Tuesday 31 July 2012

Tuna steaks with warm olive and parsley sauce



The salmon and avocado timbale was our first course last night. Here is the second course - tuna steaks with  a warm olive and parsley sauce.

Two fish courses in a row, but that's what I felt like eating, so we'll just go with it.

The little people had the salmon and avocado for their dinner, but they were very interested in this dish so they kept sneaking back to the table for a little taste!

Olives are just about a staple food in our house. The little people have been eating them since they were very small; probably because of the copious amounts that I ate while pregnant!

We are not discriminatory with our olive consumption; black or green are both great. I prefer to eat big, juicy green olives with a cheese platter or even in a toasted sandwich. Black olives are prefect for sauces and slow-cooked dishes.

For this sauce, I used black olives, and mixed it with the parsley pesto I made a few weeks ago along with a few other ingredients. The result was a tart and salty sauce that was wonderful with the tuna. I served it with some freshly steamed green beans. Because the sauce was so flavoursome, I did not season the tuna or beans. I let the sauce provide the seasoning for both.

Hubby thought that the tuna could have been served with something else rather than beans (he's not a huge fan of beans).
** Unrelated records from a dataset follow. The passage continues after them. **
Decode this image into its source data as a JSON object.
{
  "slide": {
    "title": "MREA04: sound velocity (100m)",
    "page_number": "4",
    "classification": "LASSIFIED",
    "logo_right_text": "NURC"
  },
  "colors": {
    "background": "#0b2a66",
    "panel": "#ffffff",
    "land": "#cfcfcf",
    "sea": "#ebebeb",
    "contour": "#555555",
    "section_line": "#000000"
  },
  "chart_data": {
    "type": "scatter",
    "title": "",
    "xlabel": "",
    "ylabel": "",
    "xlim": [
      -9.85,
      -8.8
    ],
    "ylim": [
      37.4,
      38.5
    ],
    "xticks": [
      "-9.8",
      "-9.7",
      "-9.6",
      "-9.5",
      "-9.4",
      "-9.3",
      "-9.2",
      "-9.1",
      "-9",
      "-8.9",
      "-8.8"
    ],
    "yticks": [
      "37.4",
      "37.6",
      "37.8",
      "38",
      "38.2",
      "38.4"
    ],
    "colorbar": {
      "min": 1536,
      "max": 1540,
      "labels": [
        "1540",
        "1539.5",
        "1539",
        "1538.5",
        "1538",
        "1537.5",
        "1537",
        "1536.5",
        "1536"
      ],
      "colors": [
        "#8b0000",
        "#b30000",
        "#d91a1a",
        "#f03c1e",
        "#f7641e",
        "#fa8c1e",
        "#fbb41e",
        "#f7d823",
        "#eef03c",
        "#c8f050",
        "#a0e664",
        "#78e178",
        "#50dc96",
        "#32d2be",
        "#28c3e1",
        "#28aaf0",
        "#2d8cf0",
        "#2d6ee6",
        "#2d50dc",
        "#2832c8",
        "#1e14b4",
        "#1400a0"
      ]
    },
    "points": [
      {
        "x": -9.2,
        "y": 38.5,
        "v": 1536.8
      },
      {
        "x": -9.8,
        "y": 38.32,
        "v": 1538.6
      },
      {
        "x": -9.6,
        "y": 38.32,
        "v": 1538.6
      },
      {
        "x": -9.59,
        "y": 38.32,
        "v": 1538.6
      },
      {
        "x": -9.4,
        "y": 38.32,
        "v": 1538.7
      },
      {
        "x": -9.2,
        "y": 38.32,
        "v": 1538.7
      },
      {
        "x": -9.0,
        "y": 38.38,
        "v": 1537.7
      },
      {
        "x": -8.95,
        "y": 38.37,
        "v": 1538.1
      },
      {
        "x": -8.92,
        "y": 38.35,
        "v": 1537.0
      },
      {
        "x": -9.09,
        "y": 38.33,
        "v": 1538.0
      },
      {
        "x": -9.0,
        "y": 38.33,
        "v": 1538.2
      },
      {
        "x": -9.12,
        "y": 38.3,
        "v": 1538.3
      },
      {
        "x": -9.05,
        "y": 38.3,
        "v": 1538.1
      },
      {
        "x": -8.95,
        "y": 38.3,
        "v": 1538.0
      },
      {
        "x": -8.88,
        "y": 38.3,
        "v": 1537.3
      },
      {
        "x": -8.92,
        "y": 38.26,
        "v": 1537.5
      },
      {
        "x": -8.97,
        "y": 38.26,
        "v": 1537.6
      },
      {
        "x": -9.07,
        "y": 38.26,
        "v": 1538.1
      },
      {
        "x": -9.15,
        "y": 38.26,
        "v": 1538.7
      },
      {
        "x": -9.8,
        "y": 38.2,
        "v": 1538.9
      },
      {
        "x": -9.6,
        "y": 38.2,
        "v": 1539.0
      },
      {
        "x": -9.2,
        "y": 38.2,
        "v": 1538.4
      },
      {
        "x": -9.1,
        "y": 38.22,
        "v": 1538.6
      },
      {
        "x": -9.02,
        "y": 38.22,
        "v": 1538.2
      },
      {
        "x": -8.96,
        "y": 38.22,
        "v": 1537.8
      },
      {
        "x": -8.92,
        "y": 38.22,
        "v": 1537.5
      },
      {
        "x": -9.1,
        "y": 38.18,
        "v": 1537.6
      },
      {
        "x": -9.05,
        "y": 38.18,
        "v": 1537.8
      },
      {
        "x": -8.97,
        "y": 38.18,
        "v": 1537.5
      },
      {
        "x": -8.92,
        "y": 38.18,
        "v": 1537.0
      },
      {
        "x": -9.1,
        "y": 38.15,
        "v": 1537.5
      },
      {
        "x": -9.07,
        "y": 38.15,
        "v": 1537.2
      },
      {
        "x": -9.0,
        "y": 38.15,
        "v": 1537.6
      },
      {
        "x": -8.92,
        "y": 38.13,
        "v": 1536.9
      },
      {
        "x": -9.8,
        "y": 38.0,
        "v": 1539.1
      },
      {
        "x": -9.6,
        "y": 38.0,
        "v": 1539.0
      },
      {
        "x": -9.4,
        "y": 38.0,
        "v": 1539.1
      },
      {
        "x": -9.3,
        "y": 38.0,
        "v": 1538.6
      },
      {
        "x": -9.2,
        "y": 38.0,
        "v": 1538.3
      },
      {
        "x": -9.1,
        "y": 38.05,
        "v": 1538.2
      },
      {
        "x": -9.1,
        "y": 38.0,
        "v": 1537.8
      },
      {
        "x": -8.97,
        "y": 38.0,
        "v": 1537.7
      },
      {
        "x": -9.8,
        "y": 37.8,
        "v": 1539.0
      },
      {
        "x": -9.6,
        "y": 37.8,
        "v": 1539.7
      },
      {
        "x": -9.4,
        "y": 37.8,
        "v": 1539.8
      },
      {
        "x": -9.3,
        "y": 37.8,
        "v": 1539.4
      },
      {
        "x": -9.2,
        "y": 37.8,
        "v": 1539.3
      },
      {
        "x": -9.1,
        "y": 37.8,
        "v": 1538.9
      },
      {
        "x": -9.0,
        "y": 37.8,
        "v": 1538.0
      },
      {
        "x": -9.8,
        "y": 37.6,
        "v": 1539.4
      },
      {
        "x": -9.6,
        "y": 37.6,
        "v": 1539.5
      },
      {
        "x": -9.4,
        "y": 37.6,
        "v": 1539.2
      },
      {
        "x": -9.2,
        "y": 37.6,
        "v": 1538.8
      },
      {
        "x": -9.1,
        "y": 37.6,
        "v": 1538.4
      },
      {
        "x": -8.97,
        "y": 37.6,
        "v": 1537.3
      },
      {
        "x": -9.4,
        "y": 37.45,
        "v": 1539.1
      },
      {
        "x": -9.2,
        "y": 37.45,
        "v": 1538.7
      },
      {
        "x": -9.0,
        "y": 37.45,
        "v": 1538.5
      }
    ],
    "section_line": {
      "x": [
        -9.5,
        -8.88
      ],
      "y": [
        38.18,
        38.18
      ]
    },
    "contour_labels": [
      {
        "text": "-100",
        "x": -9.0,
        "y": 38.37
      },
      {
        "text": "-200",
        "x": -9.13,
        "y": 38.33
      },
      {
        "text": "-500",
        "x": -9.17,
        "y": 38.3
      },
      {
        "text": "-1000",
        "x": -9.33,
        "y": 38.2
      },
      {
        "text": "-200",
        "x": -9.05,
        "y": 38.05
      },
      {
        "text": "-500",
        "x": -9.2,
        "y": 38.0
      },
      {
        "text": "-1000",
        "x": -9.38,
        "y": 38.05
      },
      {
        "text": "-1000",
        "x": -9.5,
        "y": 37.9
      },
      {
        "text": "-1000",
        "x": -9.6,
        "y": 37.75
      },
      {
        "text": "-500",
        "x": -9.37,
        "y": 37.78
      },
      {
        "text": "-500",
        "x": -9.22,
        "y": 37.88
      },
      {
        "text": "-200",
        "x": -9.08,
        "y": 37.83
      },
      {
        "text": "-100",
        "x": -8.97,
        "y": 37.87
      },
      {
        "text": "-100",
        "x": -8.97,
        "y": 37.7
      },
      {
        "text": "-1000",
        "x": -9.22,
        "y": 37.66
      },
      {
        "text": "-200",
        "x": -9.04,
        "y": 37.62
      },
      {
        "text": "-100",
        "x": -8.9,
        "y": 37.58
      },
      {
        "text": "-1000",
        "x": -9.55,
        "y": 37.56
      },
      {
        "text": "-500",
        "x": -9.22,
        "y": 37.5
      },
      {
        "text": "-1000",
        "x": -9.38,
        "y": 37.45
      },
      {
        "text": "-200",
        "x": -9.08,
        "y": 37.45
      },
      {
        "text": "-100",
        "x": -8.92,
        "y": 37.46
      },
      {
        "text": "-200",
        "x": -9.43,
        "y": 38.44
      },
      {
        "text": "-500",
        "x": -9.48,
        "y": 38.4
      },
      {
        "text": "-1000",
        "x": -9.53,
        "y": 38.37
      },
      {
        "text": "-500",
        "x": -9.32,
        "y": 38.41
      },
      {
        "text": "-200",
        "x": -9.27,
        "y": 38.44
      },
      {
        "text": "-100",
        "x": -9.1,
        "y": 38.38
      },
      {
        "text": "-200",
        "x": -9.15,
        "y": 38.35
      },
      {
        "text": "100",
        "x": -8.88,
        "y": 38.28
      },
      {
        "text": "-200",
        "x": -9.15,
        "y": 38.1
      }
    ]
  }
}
You could serve this with a puree of cannellini beans or even a very creamy mashed potato.

What you'll need


* Serves four as a main course

4 tuna steaks, approximately 100g each. I used frozen tuna steaks, or you could you salmon steaks
1 tbs vegetable oil
200g fresh green beans, topped and tailed

For the sauce

100g pitted Kalamata olives, roughly chopped
2 tbs parsley pesto
1 tbs red wine vinegar
2 anchovies, finely chopped

What to do

Cook the beans, either steam or boil them until just tender. Refresh under cold water and drain, ready to serve.

Make the sauce. In a frying pan on medium heat, add the olives, then the parsley pesto, vinegar and anchovies. Stir well until mixed together, then remove from heat and set aside.

The sauce should be thick and not too runny. But if you'd like to make it more liquid, add a little bit of warm water to the pan and stir well.

Heat another frying pan on high heat. Add the oil, then the tuna.Cook for approximately two minutes on either side. This will give you a medium-rare tuna steak.

Place the beans on a plate, place the tuna on top, then spoon approximately 1 tbs of sauce onto the tuna and serve immediately.

* If you don't have any parsley pesto on hand, you can still make the sauce, using the following recipe.

What you'll need

2 garlic cloves, crushed
1 cup loosely packed Italian parsley, finely diced or whizzed in a food processor
Juice of 1 lemon
2 tbs red wine vinegar
2 tbs olive oil
Salt and pepper
2 anchovy fillets
100g pitted Kalamata olives

What to do

Whizz all ingredients in a food processor or with a hand blender, then heat over medium heat in a pan for a few minutes to warm through. Serve immediately on top of the fish.